Data Import MARC BIB Sunflower CSP2 [ECS]
Overview
This document contains the results of testing Data Import for MARC Bibliographic records with create and update profiles and different file sizes (10K, 25K, 50K, 100K) at Sunflower release [ECS] and Critical service path 2(CSP2).
Ticket: https://folio-org.atlassian.net/browse/PERF-1219
Summary
All Data-imports jobs finished successfully without errors.

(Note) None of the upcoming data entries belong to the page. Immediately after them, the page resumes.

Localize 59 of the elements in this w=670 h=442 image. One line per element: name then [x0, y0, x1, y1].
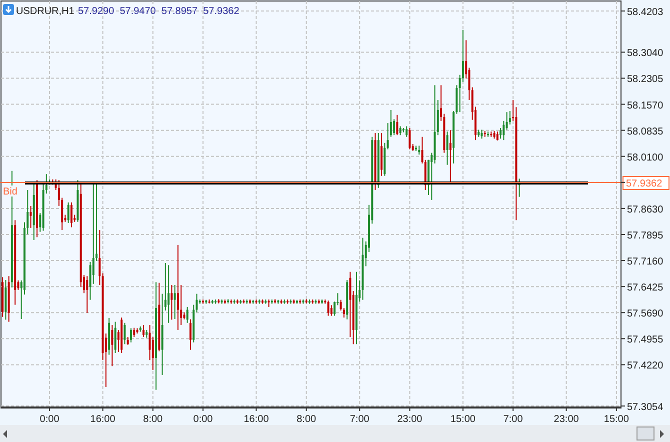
candlestick — [142, 324, 145, 338]
candlestick — [124, 322, 126, 345]
candlestick — [327, 300, 330, 316]
y-tick-label: 57.4220 — [627, 360, 664, 372]
y-tick-label: 57.3054 — [627, 402, 664, 413]
candlestick — [67, 202, 70, 224]
candlestick — [176, 244, 179, 330]
candlestick — [446, 131, 448, 166]
y-tick-label: 57.8630 — [627, 204, 664, 216]
candlestick — [30, 205, 32, 228]
candlestick — [130, 328, 132, 343]
x-tick-label: 16:00 — [90, 414, 116, 425]
y-tick-label: 58.1570 — [627, 100, 664, 112]
candlestick — [98, 230, 101, 286]
y-tick-label: 58.0100 — [627, 152, 664, 164]
y-tick-label: 58.3040 — [627, 48, 664, 60]
chart-subtitle: 57.9290 57.9470 57.8957 57.9362 — [78, 6, 240, 17]
candlestick — [386, 122, 389, 150]
candlestick — [380, 132, 383, 176]
x-tick-label: 16:00 — [244, 414, 270, 425]
ref-line-label: Bid — [3, 186, 18, 198]
candlestick — [449, 130, 452, 184]
candlestick — [502, 120, 505, 141]
candlestick — [114, 321, 116, 354]
candlestick — [170, 284, 173, 320]
y-tick-label: 57.4955 — [627, 334, 664, 346]
x-tick-label: 7:00 — [503, 414, 524, 425]
candlestick — [330, 304, 332, 316]
candlestick — [406, 126, 408, 138]
chart-title: USDRUR,H1 — [16, 6, 75, 17]
y-tick-label: 57.5690 — [627, 308, 664, 320]
x-tick-label: 15:00 — [450, 414, 476, 425]
y-tick-label: 58.4203 — [627, 7, 664, 18]
candlestick — [133, 327, 136, 338]
y-tick-label: 58.0835 — [627, 126, 664, 138]
x-tick-label: 23:00 — [554, 414, 580, 425]
y-tick-label: 57.7895 — [627, 230, 664, 242]
x-tick-label: 8:00 — [143, 414, 164, 425]
text: 57.9362 — [626, 178, 663, 190]
x-tick-label: 15:00 — [604, 414, 630, 425]
x-tick-label: 0:00 — [40, 414, 60, 425]
candlestick — [500, 128, 502, 140]
candlestick — [186, 306, 188, 324]
y-tick-label: 58.2305 — [627, 74, 664, 86]
x-tick-label: 8:00 — [296, 414, 317, 425]
candlestick — [168, 264, 170, 324]
candlestick — [349, 271, 352, 338]
candlestick — [189, 318, 192, 350]
candlestick — [111, 324, 114, 367]
x-tick-label: 7:00 — [350, 414, 370, 425]
candlestick — [86, 276, 88, 314]
y-tick-label: 57.7160 — [627, 256, 664, 268]
candlestick — [396, 114, 398, 136]
candlestick — [408, 128, 411, 150]
candlestick — [174, 284, 176, 320]
y-tick-label: 57.6425 — [627, 282, 664, 294]
candlestick — [70, 202, 72, 228]
x-tick-label: 23:00 — [397, 414, 423, 425]
x-tick-label: 0:00 — [193, 414, 214, 425]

The duration of data imports for creates and updates has a noticeable improvement compared to CSP1
(More detailes are in the report https://folio-org.atlassian.net/wiki/spaces/FOLIJET/pages/1200652289 )CSP2 Updates are faster than CSP 1 likely due to a mod-search query that was running in CSP 1 (which created locking waits in the DB) not running in CSP 2.
CSP2’s Create imports MSK CPU utilizations are much lower compared to CSP 1 Create imports
DI duration growth correlates with the number of records imported.
No memory leak is suspected for DI modules.
Services CPU utilization, Service memory utilization, and DB CPU utilization have the same utilization trend and values as in previous reports
Recommendations & Jiras
Improve the performance of the SQL query that causes Lock on DB: https://folio-org.atlassian.net/browse/MODORDSTOR-491
Before running regression testing, please discuss the possibility of changing the contribution and subject field in MRC files that are used for DI to avoid this issue:
https://folio-org.atlassian.net/browse/MSEARCH-972
https://folio-org.atlassian.net/browse/MODDATAIMP-1242
Results
Test # | Data-import test | Profile | Duration CSP1 | Duration *2 | Duration Sunflower CSP1 +LWT *2 | Duration Sunflower |
1.1 | 5k MARC BIB Create | PTF - Create 2 | 3 min 3 s | 3 min 42 s | 4 min 07 s | 2 min 21 s |
1.2 | 10k MARC BIB Create | PTF - Create 2 | 5 min 32 s | 7 min 08 s | 7 min 16 s | 4 min 9 s |
1.3 | 25k MARC BIB Create | PTF - Create 2 | 12 min 25 s | 16 min 29 s | 17 min 30 s | 10 min 29 s |
1.4 | 50k MARC BIB Create | PTF - Create 2 | 26 min 20 s | 36 min 4 s | 35 min 54 s | 19 min 35 s |
1.5 | 100k MARC BIB Create | PTF - Create 2 | 54 min 8 s | 1 hr 11 min | 1 hr 14 min | 38 min 4 s |
2.1 | 5k MARC BIB Update | PTF - Updates Success - 6 | 2 min 44 s | 2 min 31 s | 3 min 41 s | 2 min 27 s |
2.2 | 10k MARC BIB Update | PTF - Updates Success - 6 | 5 min 33 s | 4 min 11 | 4 min 58 | 4 min 20 s |
2.3 | 25k MARC BIB Update | PTF - Updates Success - 6 | 12 min 51 s | 9 min 49 s | 12 min 33 s | 10 min 48 s |
2.4 | 50k MARC BIB Update | PTF - Updates Success - 6 | 25 min 32 s | 19 min 27 s | 24 min 16 | 22 min 30 s |
2.5 | 100k MARC BIB Update | PTF - Updates Success - 6 | 54 min 41 s | 40 min 30 s | 53 min 11 s | 46 min 41 s |
Testing results from previous reports
*-https://folio-org.atlassian.net/wiki/spaces/FOLIJET/pages/1200750594
*2-https://folio-org.atlassian.net/wiki/spaces/FOLIJET/pages/1289814018
Resource utilization graphs
CPU Utilization
Test 1.1 - 1.5 (5k-10k-25k-50k-100k)
Test 2.1 - 2.5 (5k-10k-25k-50k-100k)
Memory Utilization
Memory utilisation showing stable trend, without spikes and drops. No signs for memory leaks.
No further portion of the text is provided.